Essas pacientes (anoréxicas) podem ter distúrbios ósseos, perdas dentárias, psicoses mais severas com necessidade de internação, e, por essa desnutrição e baixa de peso, pode morrer
– Como se dá o tratamento desses distúrbios alimentares?
– O tratamento deve ser realizado por equipe multidisciplinar, conforme mencionei. Inclui terapia, existem até grupos de terapia; acompanhamento por nutricionista, porque não adianta querer melhorar a alimentação de uma pessoa se ela não sabe quais alimentos comer; além do tratamento com o endocrinologista, por vezes precisando de medicações. Quais medicações que são utilizadas? Principalmente, os ansiolíticos (medicamentos para diminuir a ansiedade e a tensão) e antidepressivos (fármacos eficazes para tratar transtornos depressivos, mas também utilizados para tratar diversas outras doenças), que podem ajudar bastante na recuperação psicológica dessa pessoa, para que ela possa melhorar. Eu digo que a anorexia e a bulimia são semelhantes à depressão: tem tratamento e tem cura. Eu acho importante que o profissional que trata essa paciente tenha sempre em mente o histórico, porque quem já teve uma vez, tem um risco maior de recorrência, mas é passível de cura, sim. Pode ser que a pessoa nunca mais desenvolva o distúrbio. É só manter-se sempre vigilante.

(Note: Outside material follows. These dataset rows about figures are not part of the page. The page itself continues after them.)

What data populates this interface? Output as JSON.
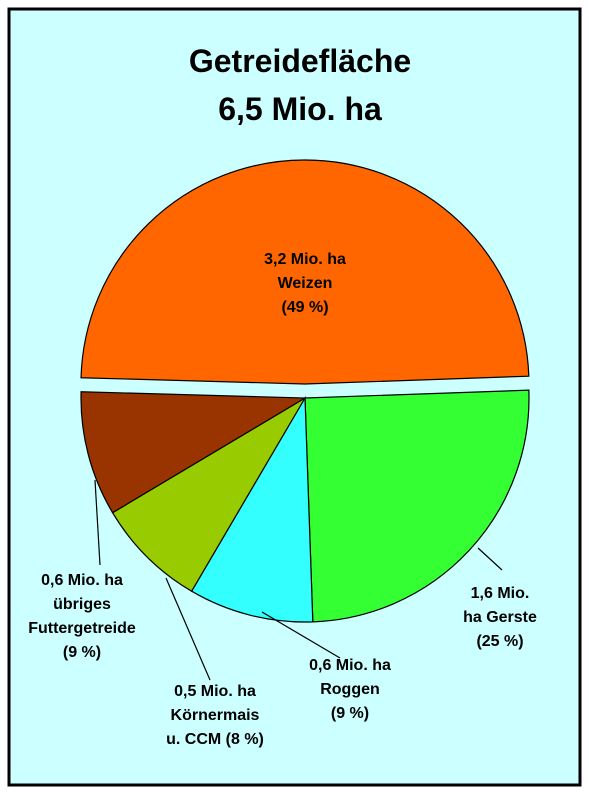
{
  "chart_data": {
    "type": "pie",
    "title": [
      "Getreidefläche",
      "6,5 Mio. ha"
    ],
    "labels": [
      [
        "3,2 Mio. ha",
        "Weizen",
        "(49 %)"
      ],
      [
        "1,6 Mio.",
        "ha Gerste",
        "(25 %)"
      ],
      [
        "0,6 Mio. ha",
        "Roggen",
        "(9 %)"
      ],
      [
        "0,5 Mio. ha",
        "Körnermais",
        "u. CCM (8 %)"
      ],
      [
        "0,6 Mio. ha",
        "übriges",
        "Futtergetreide",
        "(9 %)"
      ]
    ],
    "values": [
      49,
      25,
      9,
      8,
      9
    ],
    "colors": [
      "#ff6600",
      "#33ff33",
      "#33ffff",
      "#99cc00",
      "#993300"
    ],
    "exploded": [
      true,
      false,
      false,
      false,
      false
    ]
  }
}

– Quais são as consequências mais extremas para quem sofre com distúrbios alimentares e não procura ajuda profissional?
– Pode ter consequências graves, levando até à morte. Então, em alguns casos, como os de pacientes anoréxicas com peso muito baixo, é preciso internação. Essas pacientes podem ter distúrbios ósseos, perdas dentárias, psicoses mais severas com necessidade de internação, e, por essa desnutrição e baixa de peso, a paciente pode morrer.
– Como identificar se o baixo peso de um familiar ou amigo já é sinal de um distúrbio alimentar?
– Na bulimia a paciente não costuma ter o peso abaixo do ideal, porque, como ela tem uma ingestão calórica grande com hábitos purgativos depois, é a paciente tipicamente de peso normal. Aí, vem o diagnóstico clínico, porque não podemos esperar, no caso da bulimia, o baixo peso. A bulímica é normalmente uma paciente com peso normal ou sobrepeso. Na anorexia seguimos os padrões de Índice de Massa Corporal (IMC) que são considerados normais pela Organização Mundial da Saúde, que hoje é acima de 18,5. Então, com a paciente com IMC abaixo de 18,5, nós já temos que ficar alertas. Existem pessoas que naturalmente são mais magrinhas sem que tenham nenhum distúrbio, mas, se a paciente tem sintomas, características de anorexia e está abaixo do peso, já é o caso de procurar atendimento médico.
– É possível relacionar a divulgação de determinados padrões estéticos, realizada pela grande mídia por exemplo, aos casos de distúrbios alimentares?
– Sem dúvida! Na verdade, nós sabemos que o percentual de pessoas com distúrbios alimentares aumentou muito, após essa mudança de comportamento da sociedade, no sentido de cobrar magreza. Nos anos de 1980 as mulheres começaram a emagrecer demais, e o perfil divulgado como ‘bonito’ era o anoréxico. Isso mexeu muito com a cabeça das adolescentes à época e mexe até hoje, apesar de os padrões estarem mudando de novo. Então, hoje as próprias agências de modelos não estão mais aceitando profissionais tão magras e isso tende a melhorar com o tempo, mas sem dúvida esse foi um padrão que colaborou para mulheres desenvolverem distúrbios alimentares.